Outstanding features and advantages of Sohaco pharmaceutical factory
With an area of 50,000 square metres, Sohaco Trading and Pharmaceutical Group Joint Stock Company plans to build five production workshops; namely the Workshop 1: non - blactam pills, Workshop 2: blactam pills, Workshop 3: injectable drug and transmissible fluid, Workshop 4: herbal medicines and Workshop 5: functional foods. The factory will be completely new, with advanced equipment and technology meeting current quality standards like the good manufacturing practice (GMP) of the World Health Organisation (WHO) and the European Union (EU). With favourable location along Lang - Hoa Lac Expressway and near central institutes, universities and research centres, the company sees great advantage in conducting researches and developing new products. Sohaco is also easy to recruit expected technicians and managers because it is near one of the country’s largest training centres, Hanoi (about 27 km from the downtown). Sohaco also has hundreds of agents and a strong and complete distribution network throughout the nation; therefore, the supply of materials and the sale of products in Vietnam and for other nations are quite easy. With a total investment capital of US$15 million, Sohaco expects to kick off the construction on the project in 2009 and complete the first workshop in 2010 and the last in 2012. Because the project is located in the Hoa Lac Hi-tech Park, it enjoys more investment incentives from the State than other industrial zones.

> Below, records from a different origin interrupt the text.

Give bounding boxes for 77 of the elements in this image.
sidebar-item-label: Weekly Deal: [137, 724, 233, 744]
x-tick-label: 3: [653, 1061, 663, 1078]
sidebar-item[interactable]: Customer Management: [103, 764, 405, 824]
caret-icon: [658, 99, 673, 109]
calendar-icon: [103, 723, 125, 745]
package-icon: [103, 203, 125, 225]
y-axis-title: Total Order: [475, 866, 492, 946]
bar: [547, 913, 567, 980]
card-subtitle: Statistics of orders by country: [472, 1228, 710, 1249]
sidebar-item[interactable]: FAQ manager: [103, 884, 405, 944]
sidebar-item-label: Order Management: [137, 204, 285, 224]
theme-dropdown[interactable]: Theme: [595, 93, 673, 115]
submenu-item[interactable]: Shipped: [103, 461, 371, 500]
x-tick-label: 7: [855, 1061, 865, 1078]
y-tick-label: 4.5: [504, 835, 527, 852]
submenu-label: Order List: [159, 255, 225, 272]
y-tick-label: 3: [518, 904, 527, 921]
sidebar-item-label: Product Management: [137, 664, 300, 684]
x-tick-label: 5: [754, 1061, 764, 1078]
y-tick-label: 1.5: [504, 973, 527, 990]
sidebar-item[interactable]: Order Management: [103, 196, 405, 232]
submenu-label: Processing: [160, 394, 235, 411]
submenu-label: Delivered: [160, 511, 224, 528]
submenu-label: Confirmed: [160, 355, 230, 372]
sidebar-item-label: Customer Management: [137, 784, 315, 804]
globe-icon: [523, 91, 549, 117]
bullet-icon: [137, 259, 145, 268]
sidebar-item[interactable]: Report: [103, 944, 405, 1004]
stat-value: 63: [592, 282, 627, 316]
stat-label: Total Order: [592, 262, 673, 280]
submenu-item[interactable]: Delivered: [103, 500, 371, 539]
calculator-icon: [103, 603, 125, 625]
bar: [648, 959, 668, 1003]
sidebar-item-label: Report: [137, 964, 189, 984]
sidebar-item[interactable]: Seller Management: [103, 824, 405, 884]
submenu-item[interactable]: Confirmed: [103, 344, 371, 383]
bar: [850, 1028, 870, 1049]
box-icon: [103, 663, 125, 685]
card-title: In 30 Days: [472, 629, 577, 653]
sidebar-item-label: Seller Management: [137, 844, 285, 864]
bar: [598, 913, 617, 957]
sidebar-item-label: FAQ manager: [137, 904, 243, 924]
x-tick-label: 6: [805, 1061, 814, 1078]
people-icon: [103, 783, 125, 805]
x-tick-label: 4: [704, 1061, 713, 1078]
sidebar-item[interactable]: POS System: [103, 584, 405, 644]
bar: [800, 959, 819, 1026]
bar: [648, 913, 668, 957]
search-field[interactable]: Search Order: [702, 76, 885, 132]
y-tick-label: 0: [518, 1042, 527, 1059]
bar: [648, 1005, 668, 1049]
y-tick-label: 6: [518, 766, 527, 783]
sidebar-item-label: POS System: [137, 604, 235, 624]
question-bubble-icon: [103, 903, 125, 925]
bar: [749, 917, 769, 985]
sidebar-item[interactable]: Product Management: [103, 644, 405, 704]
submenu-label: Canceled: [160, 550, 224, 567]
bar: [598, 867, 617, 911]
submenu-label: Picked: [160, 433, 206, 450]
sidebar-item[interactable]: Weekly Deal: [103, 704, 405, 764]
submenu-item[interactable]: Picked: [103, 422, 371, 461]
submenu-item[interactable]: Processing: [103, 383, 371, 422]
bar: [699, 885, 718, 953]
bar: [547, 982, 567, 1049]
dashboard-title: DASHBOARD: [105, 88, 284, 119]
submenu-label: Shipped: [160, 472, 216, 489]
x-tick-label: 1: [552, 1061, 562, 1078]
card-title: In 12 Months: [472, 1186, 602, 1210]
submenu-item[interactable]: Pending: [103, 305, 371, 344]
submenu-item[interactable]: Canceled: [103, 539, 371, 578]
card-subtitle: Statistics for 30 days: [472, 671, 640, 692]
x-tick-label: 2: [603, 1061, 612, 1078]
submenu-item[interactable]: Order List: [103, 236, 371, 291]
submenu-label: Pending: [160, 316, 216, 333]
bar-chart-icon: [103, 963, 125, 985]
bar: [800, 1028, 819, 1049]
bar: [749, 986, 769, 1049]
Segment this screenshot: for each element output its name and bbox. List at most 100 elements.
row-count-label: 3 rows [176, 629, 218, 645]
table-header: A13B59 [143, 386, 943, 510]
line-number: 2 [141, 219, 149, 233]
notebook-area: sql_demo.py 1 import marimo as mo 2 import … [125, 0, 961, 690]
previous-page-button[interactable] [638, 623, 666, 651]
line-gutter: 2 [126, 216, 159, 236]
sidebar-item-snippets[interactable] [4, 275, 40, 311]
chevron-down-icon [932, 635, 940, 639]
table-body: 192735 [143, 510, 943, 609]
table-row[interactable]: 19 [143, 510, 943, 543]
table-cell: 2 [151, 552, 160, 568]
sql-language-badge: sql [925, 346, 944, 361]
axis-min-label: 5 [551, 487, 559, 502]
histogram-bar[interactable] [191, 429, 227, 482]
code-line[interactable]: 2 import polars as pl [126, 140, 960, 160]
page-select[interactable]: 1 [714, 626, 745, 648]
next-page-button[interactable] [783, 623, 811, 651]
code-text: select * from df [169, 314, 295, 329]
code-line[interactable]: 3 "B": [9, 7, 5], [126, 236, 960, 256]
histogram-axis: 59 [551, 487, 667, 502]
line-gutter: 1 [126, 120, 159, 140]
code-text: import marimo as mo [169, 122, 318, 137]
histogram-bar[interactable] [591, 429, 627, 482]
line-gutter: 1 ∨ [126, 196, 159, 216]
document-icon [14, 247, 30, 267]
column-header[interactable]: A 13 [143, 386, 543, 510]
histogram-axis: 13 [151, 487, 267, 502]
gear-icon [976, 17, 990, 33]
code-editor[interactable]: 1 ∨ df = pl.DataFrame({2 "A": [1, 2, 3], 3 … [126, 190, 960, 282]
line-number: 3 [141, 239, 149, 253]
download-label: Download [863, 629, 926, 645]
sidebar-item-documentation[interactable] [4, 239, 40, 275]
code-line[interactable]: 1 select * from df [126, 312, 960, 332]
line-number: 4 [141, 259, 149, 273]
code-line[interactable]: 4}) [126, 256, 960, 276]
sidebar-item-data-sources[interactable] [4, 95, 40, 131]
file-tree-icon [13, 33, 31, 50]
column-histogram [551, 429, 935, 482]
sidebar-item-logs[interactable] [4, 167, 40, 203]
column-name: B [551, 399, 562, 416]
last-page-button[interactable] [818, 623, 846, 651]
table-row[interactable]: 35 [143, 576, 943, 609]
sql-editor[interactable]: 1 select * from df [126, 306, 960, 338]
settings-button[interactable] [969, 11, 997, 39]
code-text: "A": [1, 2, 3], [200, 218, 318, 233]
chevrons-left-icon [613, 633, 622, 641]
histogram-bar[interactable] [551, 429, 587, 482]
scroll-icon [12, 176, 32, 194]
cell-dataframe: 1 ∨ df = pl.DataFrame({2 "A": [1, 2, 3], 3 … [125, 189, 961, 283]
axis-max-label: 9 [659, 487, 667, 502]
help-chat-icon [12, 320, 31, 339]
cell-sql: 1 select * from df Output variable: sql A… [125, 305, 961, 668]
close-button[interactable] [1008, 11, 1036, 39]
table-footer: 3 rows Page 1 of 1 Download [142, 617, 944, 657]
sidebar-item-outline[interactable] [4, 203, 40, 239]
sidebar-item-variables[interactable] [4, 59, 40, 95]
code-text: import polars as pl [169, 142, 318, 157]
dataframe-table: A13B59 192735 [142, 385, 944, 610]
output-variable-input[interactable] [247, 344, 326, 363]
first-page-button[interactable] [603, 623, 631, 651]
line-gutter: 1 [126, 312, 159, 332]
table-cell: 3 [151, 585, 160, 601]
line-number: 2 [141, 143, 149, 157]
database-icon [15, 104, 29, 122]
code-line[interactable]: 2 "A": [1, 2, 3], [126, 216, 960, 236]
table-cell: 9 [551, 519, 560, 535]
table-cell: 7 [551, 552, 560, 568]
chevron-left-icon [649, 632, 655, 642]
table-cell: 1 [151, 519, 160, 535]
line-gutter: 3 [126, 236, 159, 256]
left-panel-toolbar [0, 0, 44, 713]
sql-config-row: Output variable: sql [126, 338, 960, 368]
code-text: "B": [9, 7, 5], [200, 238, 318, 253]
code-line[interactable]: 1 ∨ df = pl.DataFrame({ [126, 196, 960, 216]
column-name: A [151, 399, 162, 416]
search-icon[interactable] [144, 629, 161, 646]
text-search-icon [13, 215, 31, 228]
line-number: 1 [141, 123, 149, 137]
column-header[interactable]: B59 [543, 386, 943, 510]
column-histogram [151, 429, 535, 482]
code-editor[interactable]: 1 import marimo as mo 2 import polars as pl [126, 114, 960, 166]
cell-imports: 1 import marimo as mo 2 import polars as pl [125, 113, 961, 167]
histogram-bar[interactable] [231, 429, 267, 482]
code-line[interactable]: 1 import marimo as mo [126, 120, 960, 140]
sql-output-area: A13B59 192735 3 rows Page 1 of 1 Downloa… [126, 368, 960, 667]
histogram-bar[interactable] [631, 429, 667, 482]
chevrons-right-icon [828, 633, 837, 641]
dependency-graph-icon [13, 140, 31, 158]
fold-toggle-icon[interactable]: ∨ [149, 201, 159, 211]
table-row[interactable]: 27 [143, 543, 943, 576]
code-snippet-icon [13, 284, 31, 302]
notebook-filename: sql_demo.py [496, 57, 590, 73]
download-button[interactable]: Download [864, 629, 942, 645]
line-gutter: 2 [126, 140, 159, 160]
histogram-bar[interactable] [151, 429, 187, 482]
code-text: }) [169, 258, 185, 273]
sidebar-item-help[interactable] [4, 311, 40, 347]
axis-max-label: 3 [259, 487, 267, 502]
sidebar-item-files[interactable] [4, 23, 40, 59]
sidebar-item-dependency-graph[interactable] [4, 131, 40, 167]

Investment cooperation for development
Sohaco is harbouring an ambition of the most modern pharmaceutical factory in Vietnam to serve the local demand and export markets. Hence, Sohaco gives the top priority to cooperation with foreign partners from developed pharmaceutical industries, with strong capacities of finance, technology, equipment and governance. The company provides a wide range of cooperation modes like joint venture, technology transfer, franchising and original equipment manufacturing. Sohaco wishes to cooperate with domestic and foreign partners from developed pharmacy industries.